InnoSpring Offers Graduate Students Real World Experience in Smart Building Design

InnoSpring, along with Nantong University and Australia’s Swinburne University of Technology Design Factory, will work with ME310 graduate students at the Stanford Design School to focus on smart building design for 2017. As a corporate partner, InnoSpring provides students with a project framework as well as insights and knowledge to help them build skills and experience, leveraging its expertise in the smart building industry. ME310 is a course focused on tackling design innovation challenges posed by global corporations in collaboration with leading global universities.

“The d.school’s mission aligns closely with InnoSpring’s mission to provide an ecosystem for global innovators,” said Dr. Xiao Wang, chief fire starter and general manager at InnoSpring in Silicon Valley. “Having built and honed an extensive knowledge base and US-China network, we look forward to taking this journey with the best and brightest researchers and corporations in the construction and Industrial IoT industries from US, China and Australia.

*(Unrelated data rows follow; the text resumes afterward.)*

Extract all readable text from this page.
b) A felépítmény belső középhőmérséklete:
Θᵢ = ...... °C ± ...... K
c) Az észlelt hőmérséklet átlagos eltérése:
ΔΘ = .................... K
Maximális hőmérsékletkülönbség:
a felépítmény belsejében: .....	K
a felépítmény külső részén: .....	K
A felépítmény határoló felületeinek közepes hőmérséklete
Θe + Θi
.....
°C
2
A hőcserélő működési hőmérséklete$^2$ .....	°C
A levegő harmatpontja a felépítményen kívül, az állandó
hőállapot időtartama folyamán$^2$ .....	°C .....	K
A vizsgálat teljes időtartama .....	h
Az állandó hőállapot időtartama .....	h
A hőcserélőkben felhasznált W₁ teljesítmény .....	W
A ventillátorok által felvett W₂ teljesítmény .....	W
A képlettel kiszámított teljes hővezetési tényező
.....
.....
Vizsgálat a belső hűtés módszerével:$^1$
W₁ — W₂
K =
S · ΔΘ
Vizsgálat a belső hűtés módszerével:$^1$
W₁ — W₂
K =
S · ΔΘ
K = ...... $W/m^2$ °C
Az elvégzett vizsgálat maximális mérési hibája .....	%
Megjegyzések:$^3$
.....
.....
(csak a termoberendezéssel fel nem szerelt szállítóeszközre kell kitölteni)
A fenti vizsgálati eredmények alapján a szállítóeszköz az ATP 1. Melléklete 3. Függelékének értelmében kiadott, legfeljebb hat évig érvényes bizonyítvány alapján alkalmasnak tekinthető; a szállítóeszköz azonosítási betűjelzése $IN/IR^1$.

We’re also excited to leverage the ‘design thinking’ approach that the d.school has pioneered with this partnership and sharing our smart building and startup insights.”

This project will take students to Nantong, China, where InnoSpring has a Smart Building Research Institute and running a pilot project showing the implementation of emerging Building IoT technologies within one of the buildings in the InnoSpring Nantong Science Park campus.

“We are grateful to have found in InnoSpring a synergistic partner that brings real-world global expertise and diversity that enriches our graduate program,” said Larry Leifer, founding director at the Center for Design Research at Stanford University, Professor of Mechanical Engineering Design and principal instructor for the ME310 curriculum that engages InnoSpring. “The smart building design challenge is highly relevant for today’s economic, social, political and cultural issues, with many opportunities to lead design principles in the creation of smart cities and buildings.”